Nanotechnologie
Für ALTANA ist Produktverantwortung integrierter Bestandteil verantwortungsvoller Geschäftspolitik – selbstverständlich auch bei der Nanotechnologie. Wir sind fest davon überzeugt, dass die Nanotechnologie dazu beitragen kann, Systeme im Bereich Energie, Klimawandel, Umwelt und Medizin zu optimieren. Doch neue Substanzen, Materialien und Technologien eröffnen uns nicht immer nur Chancen. Sie können ebenso potenzielle Risiken für Mensch und Umwelt mit sich bringen.
Produktverantwortung bedeutet für uns also auch, dass wir mögliche Risiken sicher abschätzen und ggf. effektive Maßnahmen im Risikomanagement implementieren, bevor ein Produkt auf den Markt kommt. Dabei halten wir uns in Deutschland an die Richtlinien des Verbands der Chemischen Industrie (VCI) und der Bundesanstalt für Arbeitsschutz und Arbeitsmedizin (BAuA). Unser Risikomanagement geht demzufolge immer von der höchstmöglichen Gefahr aus und basiert auf höchsten Standards.
In der Diskussion um potenzielle Risiken stehen „freie“, d. h. pulverförmige Nanomaterialien im Vordergrund, da eine Aufnahme in den Körper durch Einatmen wahrscheinlich ist. Sobald Nanomaterialien in einer Matrix gebunden sind, ist eine Expositionsgefahr wesentlich geringer und durch weitere Maßnahmen gut vermeidbar.
Alle Nanomaterialien, die von Unternehmen der ALTANA an Kunden gehen, sind in einer Matrix, also zumindest einer Flüssigkeit fixiert. In der Endanwendung sind sie dann in einer Lack- oder Kunststoffmatrix eingebaut. Bezüglich der Frage einer eventuellen Freisetzung z. B. durch Schleifen oder Bewitterung beteiligt sich ALTANA bzw. BYK an Studien des Deutschen Lackverbandes. Ergebnisse bezüglich Schleifen liegen vor und zeigen keine Freisetzung der eingebauten Nanopartikel.

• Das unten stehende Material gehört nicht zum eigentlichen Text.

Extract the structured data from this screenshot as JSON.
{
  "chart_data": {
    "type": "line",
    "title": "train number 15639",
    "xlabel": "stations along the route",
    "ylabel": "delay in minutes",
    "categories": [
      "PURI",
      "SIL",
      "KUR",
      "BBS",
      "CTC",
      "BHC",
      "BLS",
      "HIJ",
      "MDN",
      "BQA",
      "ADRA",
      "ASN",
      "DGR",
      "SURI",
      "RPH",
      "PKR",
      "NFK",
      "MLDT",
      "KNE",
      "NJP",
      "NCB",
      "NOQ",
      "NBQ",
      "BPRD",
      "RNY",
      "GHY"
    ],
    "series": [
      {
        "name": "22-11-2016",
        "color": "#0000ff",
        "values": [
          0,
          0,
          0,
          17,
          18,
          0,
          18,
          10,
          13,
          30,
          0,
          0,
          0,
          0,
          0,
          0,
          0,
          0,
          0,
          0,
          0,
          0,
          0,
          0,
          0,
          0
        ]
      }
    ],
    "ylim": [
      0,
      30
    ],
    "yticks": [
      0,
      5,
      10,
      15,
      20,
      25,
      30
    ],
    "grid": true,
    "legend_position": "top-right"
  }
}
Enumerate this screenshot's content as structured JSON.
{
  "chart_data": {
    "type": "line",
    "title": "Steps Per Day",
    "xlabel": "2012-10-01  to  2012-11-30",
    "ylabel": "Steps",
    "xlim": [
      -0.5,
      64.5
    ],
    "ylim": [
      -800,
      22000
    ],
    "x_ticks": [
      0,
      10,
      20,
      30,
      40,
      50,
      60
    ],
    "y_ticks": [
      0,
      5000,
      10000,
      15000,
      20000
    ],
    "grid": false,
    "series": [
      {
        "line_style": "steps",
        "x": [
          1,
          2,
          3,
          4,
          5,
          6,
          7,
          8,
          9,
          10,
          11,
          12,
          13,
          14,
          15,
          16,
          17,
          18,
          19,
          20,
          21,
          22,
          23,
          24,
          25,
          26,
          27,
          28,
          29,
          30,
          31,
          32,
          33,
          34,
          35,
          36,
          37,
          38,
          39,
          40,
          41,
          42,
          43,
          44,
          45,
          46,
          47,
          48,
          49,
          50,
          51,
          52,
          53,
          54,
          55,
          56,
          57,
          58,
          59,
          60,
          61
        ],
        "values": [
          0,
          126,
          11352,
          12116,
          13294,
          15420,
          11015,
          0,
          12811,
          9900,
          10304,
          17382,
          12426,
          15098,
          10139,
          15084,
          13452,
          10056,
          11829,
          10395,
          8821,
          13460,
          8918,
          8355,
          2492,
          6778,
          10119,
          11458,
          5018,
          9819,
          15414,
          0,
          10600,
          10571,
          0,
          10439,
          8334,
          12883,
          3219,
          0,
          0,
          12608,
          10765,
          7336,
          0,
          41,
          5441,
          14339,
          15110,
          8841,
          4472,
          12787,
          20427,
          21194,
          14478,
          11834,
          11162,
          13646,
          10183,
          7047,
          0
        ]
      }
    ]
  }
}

Wichtig ist uns auch, auf die von allen Experten geteilte Meinung hinzuweisen, dass nicht die Nanotechnologie an sich, sondern allenfalls bestimmte Stoffe in Nanoform gefährlich sein können. Bis dies jeweils untersucht ist, sollten entsprechende Risikomanagementmaßnahmen von einer hohen Gefährdung ausgehen. Leider besteht bezüglich der Prüfmethoden noch keine Einigkeit.
ALTANA setzt sich im Bereich der Nanotechnologie für einen offenen Dialog ein. So stellen wir unseren Kunden Informationen in Form von Datenblättern zur Materialsicherheit bereit, die sich an der dazugehörigen VCI-Richtlinie orientieren. Jedoch hält ALTANA eine Kennzeichnung von Endprodukten mit der Begrifflichkeit „enthält Nanomaterial“ für weitgehend ungeeignet. Denn der Begriff Nanomaterial an sich gibt, wie oben erläutert, keinerlei Aufschluss über Gefahren oder Risiken.